God Remembers the New Covenant. “Jesus took some unleavened bread called matzah, and gave thanks to God. Then He broke it in pieces and gave it to the disciples, saying, ‘This is my body, which is given for you. Do this in remembrance of me.’ After supper He took another cup of wine and said, ‘This cup is the New Covenant between God and His people – an agreement confirmed with my blood, which is poured out as a sacrifice for you.’” (Luke 22:19-20). When Jesus declared the New Covenant at His Last Supper, He was boldly claiming that the New Covenant as predicted in Jeremiah 31 and hinted at in Ezekiel 36 was now being ratified, inaugurated, put into place. By remembering the New Covenant like He did with His disciples, Jesus is preparing to make good on God’s age-old promises of redemption. Jesus declared that He will now fulfill those prophecies from the Hebrew Bible.
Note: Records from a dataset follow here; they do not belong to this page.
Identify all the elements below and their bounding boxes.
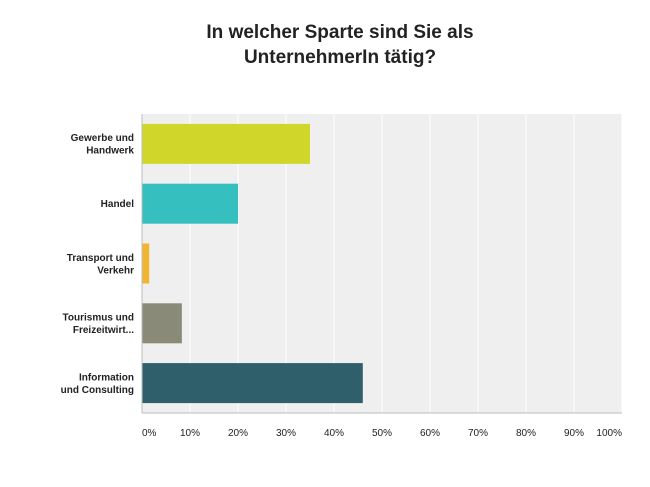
chart-title-line-1: In welcher Sparte sind Sie als (206, 22, 474, 43)
category-label: Handel (101, 199, 135, 210)
bar (142, 303, 182, 344)
x-tick-label: 0% (142, 428, 157, 439)
x-tick-label: 80% (516, 428, 536, 439)
category-label: Tourismus und (63, 313, 134, 324)
category-label: Gewerbe und (71, 133, 134, 144)
x-tick-label: 10% (180, 428, 200, 439)
x-tick-label: 50% (372, 428, 392, 439)
bar (142, 123, 310, 164)
chart-title-line-2: UnternehmerIn tätig? (243, 47, 437, 68)
x-tick-label: 20% (228, 428, 248, 439)
x-tick-label: 60% (420, 428, 440, 439)
x-tick-label: 40% (324, 428, 344, 439)
bar (142, 363, 363, 404)
bar (142, 243, 150, 284)
x-tick-label: 70% (468, 428, 488, 439)
category-label: Freizeitwirt... (73, 325, 134, 336)
category-label: Verkehr (97, 265, 134, 276)
x-tick-label: 30% (276, 428, 296, 439)
x-tick-label: 90% (564, 428, 584, 439)
chart-title: In welcher Sparte sind Sie als Unternehm… (150, 20, 530, 70)
category-label: Handwerk (86, 146, 134, 157)
bar (142, 183, 238, 224)
category-label: Information (79, 372, 134, 383)
x-tick-label: 100% (596, 428, 622, 439)
category-label: Transport und (67, 253, 134, 264)
category-label: und Consulting (61, 385, 134, 396)
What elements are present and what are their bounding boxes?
Even Moses anticipated the New Covenant in Deuteronomy 29:4, when he told the gathered Israelites, “Yet to this day the Lord has not given you a mind to understand, or eyes to see, or hears to hear.” Moses knew that there would come a day when his observation would come true with the people of Israel. Jesus confirmed that day has indeed arrived, the Passover’s Cup of Redemption is now fulfilled in the Person of Jesus Messiah.

Full-Bodied Remembering. When Jesus said, “Do this in remembrance of me,” He wasn’t limiting remembrance to merely a mental activity. Jesus was referring to the biblical understanding of remembrance, that remembering involved personal experience. Remembering something always brought with it the purpose of bringing the past into the present, of having the person doing the remembering participate in the memory. Jesus wants the New Covenant to be brought into the current reality whenever we remember His body and blood. Jesus intended the Communion act to have an impact on the person who is doing the remembering. He wants the body and blood of the past sacrifice to remain real and effectual, taking effect now as surely as it did during Christ’s Passion. The elements of Communion, through faith in Jesus and the work of the Spirit, are intended to become a part of our spiritual digestive system, a vital part of who we are in our current spiritual walk with God. The body and the blood of the past is intended to become present to us now in its original power and fullness, real spiritual food, enabling us to grow in the Lord.

Will The Lord Remember Me (Live At The Ryman)

A Reminder about Remembering. To “remember” something, in biblical language, is not merely the act of recalling something that has been forgotten. After all, God doesn’t forget anything, and yet the Scripture repeatedly points to the fact that “God remembered.” With reference to God, remembering means, not to recall, but to be mindful of something, to acknowledge something, to choose to focus on something. And in the Bible the word “remember” implies God’s action, intervention, about Him doing something about what He is mindful of. God often remembers in order to be faithful to a promise.  When God remembers, be prepared to see God in action. When God remembers, there is a focus of divine attention, and the action soon to come makes clear what God is mindful of. God doesn’t just think about something when He remembers, God actually does something about it. When God remembers, He chooses to participate with what is on His mind.